The Labour leader will make the claim in a major speech on his party's Brexit policy tomorrow, in which he'll also vow to stay in an EU customs union.
But it comes hours after more than 80 Labour politicians warned leaving EU structures will leave Britain poorer, not richer.
One of those MPs, Chuka Umunna, hit back today: "Any ‘funds returned from Brussels’ will be utterly overwhelmed by the gigantic hit to the Exchequer of leaving the Single Market.
"Leaving the Single Market will torpedo the investment and anti-austerity plans in our manifesto."
Another MP who signed the warning, Chris Leslie, said of Mr Corbyn's claim: "Um, will you tell him or shall I? #BrexitAusterity."
Leave campaigner Boris Johnson famously - and falsely - boasted that Britain could take back control of £350million a week after Brexit.
In fact millions of that is a "rebate" which Britain never actually pays. The net figure is then lower still, and critics argue any benefit will be wiped out by higher trade tariffs.
Mr Corbyn will use his speech tomorrow to slam Boris Johnson's numbers that were "made up and paraded on the side of a bus".
However, without naming a figure, he is set to insist Britain will still benefit overall financially from leaving the EU.
"We will use funds returned from Brussels after Brexit to invest in our public services and the jobs of the future, not tax cuts for the richest," he will say.
It comes just hours after Remain-backing MPs, MEPs, regional politicians, union leaders and peers warned of the danger of Brexit austerity.
In a joint statement to The Observer last night, they called for Mr Corbyn to stay as a minimum in the European Economic Area.
This would grant full access to the single market but mean being a "rule-taker" from Brussels with little control over free movement.
The politicians, including former leader Lord Kinnock and arch-Europhile Lord Mandelson, wrote: "If we want to be able to fund our anti-austerity investment programme we can’t afford the multibillion pound hit to the public finances that leaving the single market would entail.
"We can only properly fund local services, schools, hospitals, social care and international development if our businesses thrive and our economy grows."
Leaving the single market would also raise the prospect of a hard border between Northern Ireland and the Republic, the letter says.

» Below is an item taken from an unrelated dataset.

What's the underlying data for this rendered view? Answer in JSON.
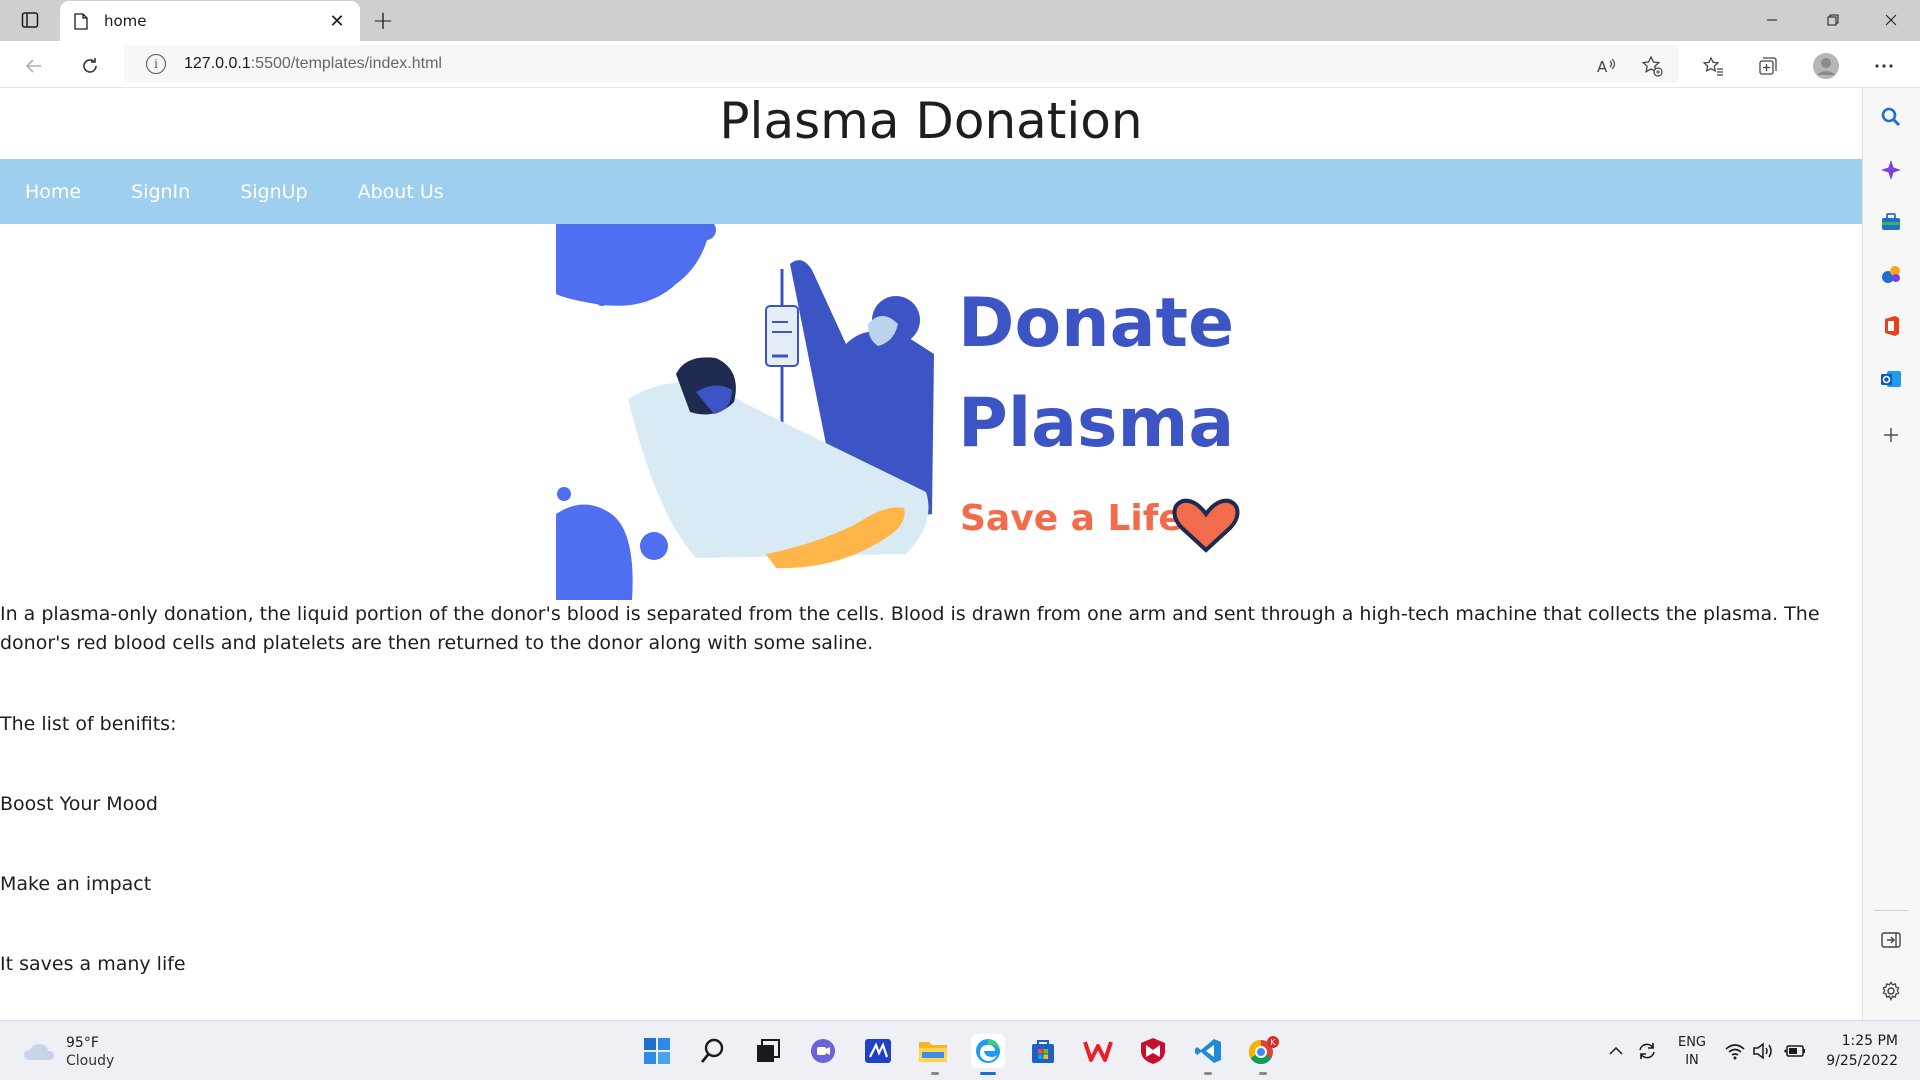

Mr Corbyn's speech will back staying in a customs union - a boost to Remainers that could inflict a fatal defeat on Theresa May's premiership.
Shadow Brexit Secretary Sir Keir Starmer hinted Labour would join Tory rebels to vote for a customs union in the Commons, declaring: "Crunch time is coming for the Prime Minister."
But so far, Labour has not backed Remainers who want Britain to have full access to the EU's single market.
The Labour Campaign for the Single Market includes MPs Chuka Umunna, Heidi Alexander and Alison McGovern.
Another signatory, Harrow West MP Gareth Thomas, tweeted: "We must participate in the EU single market - for jobs, for influence; this is the most patriotic of the Brexit choices & it's why I signed this statement/letter."
But Shadow Attorney General Shami Chakrabarti told Sky News today: We’re not going to remain in the single market, we’re not going to be members of the European Union."
She added: "We want the closest possible relationship with our neighbours, whether it’s on matters of trade and we want access to that market."
On the other side, one of Labour's few Leave-backing MPs today warned Mr Corbyn against shifting to a 'soft' Brexit.
Frank Field, who chairs the Commons work and pensions committee, told the Sunday Telegraph: "This is not what people voted for and it is playing with fire. We will lose northern seats if this happens. They (voters) know when they are being messed around."